Ср. также описание комнат Фомы: "Полный комфорт окружал великого человека" и т. д. [3, 130]. Фома в семействе Ростаневых ведет себя как Гоголь в семье Аксаковых.
Наружность Фомы тоже как будто списана с Гоголя. "Гаврила справедливо назвал ого плюгавеньким человечком. Фома был мал ростом, белобрысый * и с проседью, с горбатым носом и с маленькими морщинками по всему лицу. <...>. К удивлению моему, он явился в шлафроке, правда, иностранного покроя <...>" [3, 65]. "Фома Фомич сидел в покойном кресле, в каком-то длинном, до пят, сюртуке **, но все-таки без галстуха" [3, 130]. Здесь и там рассыпаны намеки, дающие некоторый гоголевский фон: Егор Ильич встречал в Петербурге одного литератора: "еще какой-то нос у него особенный"; Фома в одной своей проповеди упоминает и самое имя Гоголя; Фома пострадал за правду "в сорок не в нашем году". С 10-й страницы романа начинаются явные намеки: "Я сам слышал слова Фомы в доме дяди, в Степанчикове, когда уже он стал там полным владыкою и прорицателем. "Не жилец я между вами, - говаривал он иногда с какою-то таинственною важностью, - не жилец я здесь!
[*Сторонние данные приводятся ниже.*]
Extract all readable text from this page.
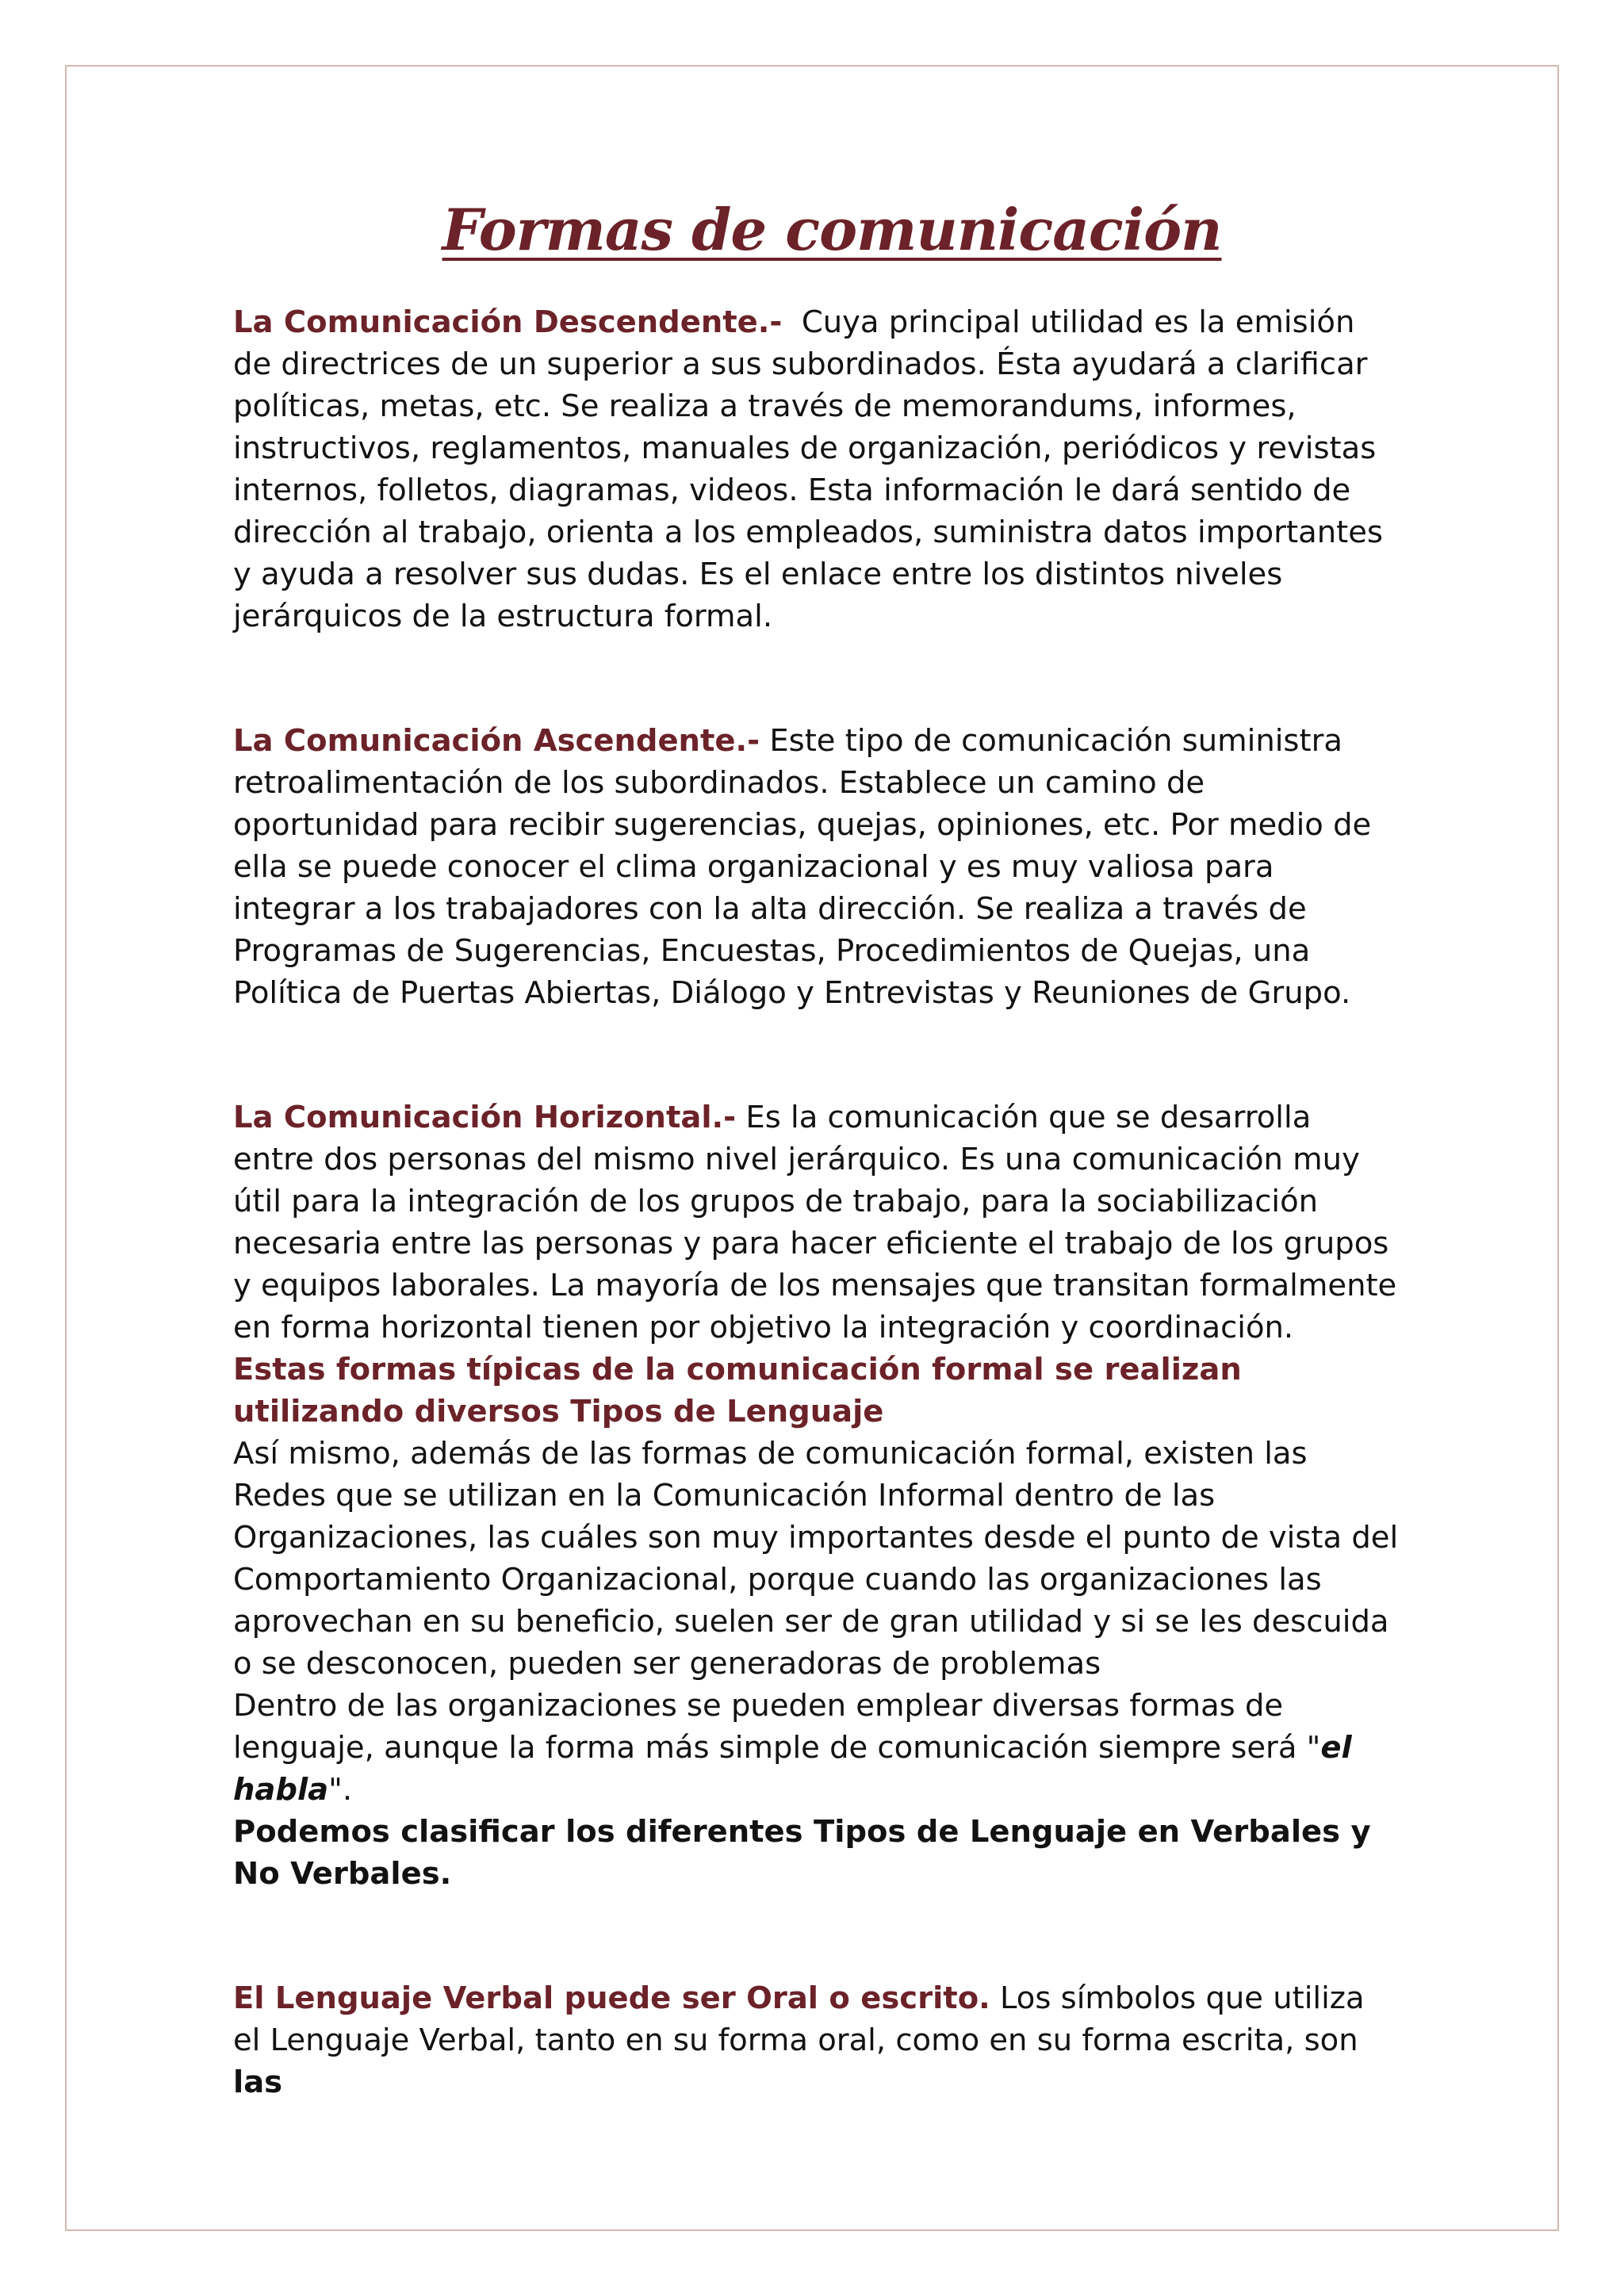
Formas de comunicación

La Comunicación Descendente.-  Cuya principal utilidad es la emisión de directrices de un superior a sus subordinados. Ésta ayudará a clarificar políticas, metas, etc. Se realiza a través de memorandums, informes, instructivos, reglamentos, manuales de organización, periódicos y revistas internos, folletos, diagramas, videos. Esta información le dará sentido de dirección al trabajo, orienta a los empleados, suministra datos importantes y ayuda a resolver sus dudas. Es el enlace entre los distintos niveles jerárquicos de la estructura formal.

La Comunicación Ascendente.- Este tipo de comunicación suministra retroalimentación de los subordinados. Establece un camino de oportunidad para recibir sugerencias, quejas, opiniones, etc. Por medio de ella se puede conocer el clima organizacional y es muy valiosa para integrar a los trabajadores con la alta dirección. Se realiza a través de Programas de Sugerencias, Encuestas, Procedimientos de Quejas, una Política de Puertas Abiertas, Diálogo y Entrevistas y Reuniones de Grupo.

La Comunicación Horizontal.- Es la comunicación que se desarrolla entre dos personas del mismo nivel jerárquico. Es una comunicación muy útil para la integración de los grupos de trabajo, para la sociabilización necesaria entre las personas y para hacer eficiente el trabajo de los grupos y equipos laborales. La mayoría de los mensajes que transitan formalmente en forma horizontal tienen por objetivo la integración y coordinación.

Estas formas típicas de la comunicación formal se realizan utilizando diversos Tipos de Lenguaje

Así mismo, además de las formas de comunicación formal, existen las Redes que se utilizan en la Comunicación Informal dentro de las Organizaciones, las cuáles son muy importantes desde el punto de vista del Comportamiento Organizacional, porque cuando las organizaciones las aprovechan en su beneficio, suelen ser de gran utilidad y si se les descuida o se desconocen, pueden ser generadoras de problemas

Dentro de las organizaciones se pueden emplear diversas formas de lenguaje, aunque la forma más simple de comunicación siempre será "el habla".

Podemos clasificar los diferentes Tipos de Lenguaje en Verbales y No Verbales.

El Lenguaje Verbal puede ser Oral o escrito. Los símbolos que utiliza el Lenguaje Verbal, tanto en su forma oral, como en su forma escrita, son las
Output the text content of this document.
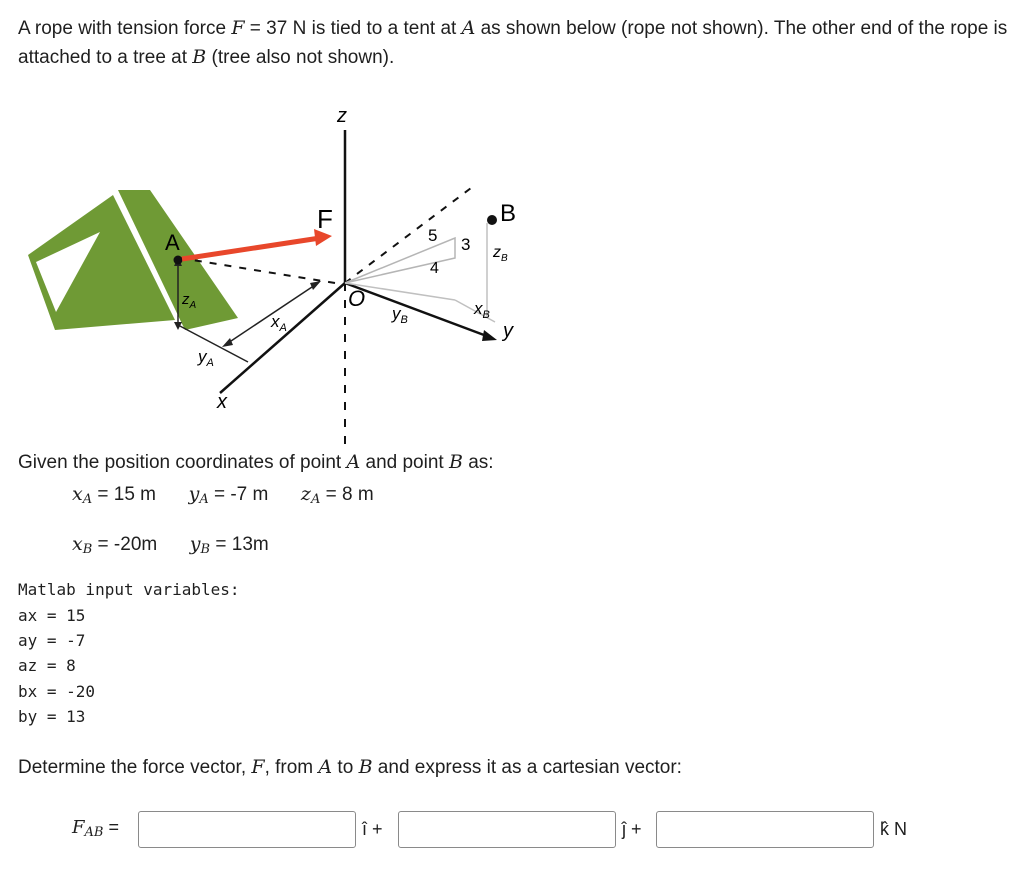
A rope with tension force F = 37 N is tied to a tent at A as shown below (rope not shown). The other end of the rope is attached to a tree at B (tree also not shown).

z
F
A
B
O
x
y
$z_A$
$y_A$
$x_A$
$y_B$
$x_B$
$z_B$
5 3
4

Given the position coordinates of point A and point B as:

$x_A = 15$ m $y_A = -7$ m $z_A = 8$ m
$x_B = -20m$ $y_B = 13m$
Matlab input variables:
ax = 15
ay = -7
az = 8
bx = -20
by = 13

Determine the force vector, F, from A to B and express it as a cartesian vector:

$F_{AB}$ =	î +	ĵ +	k̂ N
Посмотрю, устрою вас всех, покажу, научу и тогда прощайте: в Москву, издавать журнал! Тридцать тысяч человек будут сбираться на мои лекции ежемесячно. Грянет наконец мое имя, и тогда - горе врагам моим!" [3, 12-13]. Тридцать тысяч человек на лекциях - это, конечно, тридцать пять тысяч курьеров Хлестакова, но, может быть, здесь речь и о неудачном профессорстве Гоголя.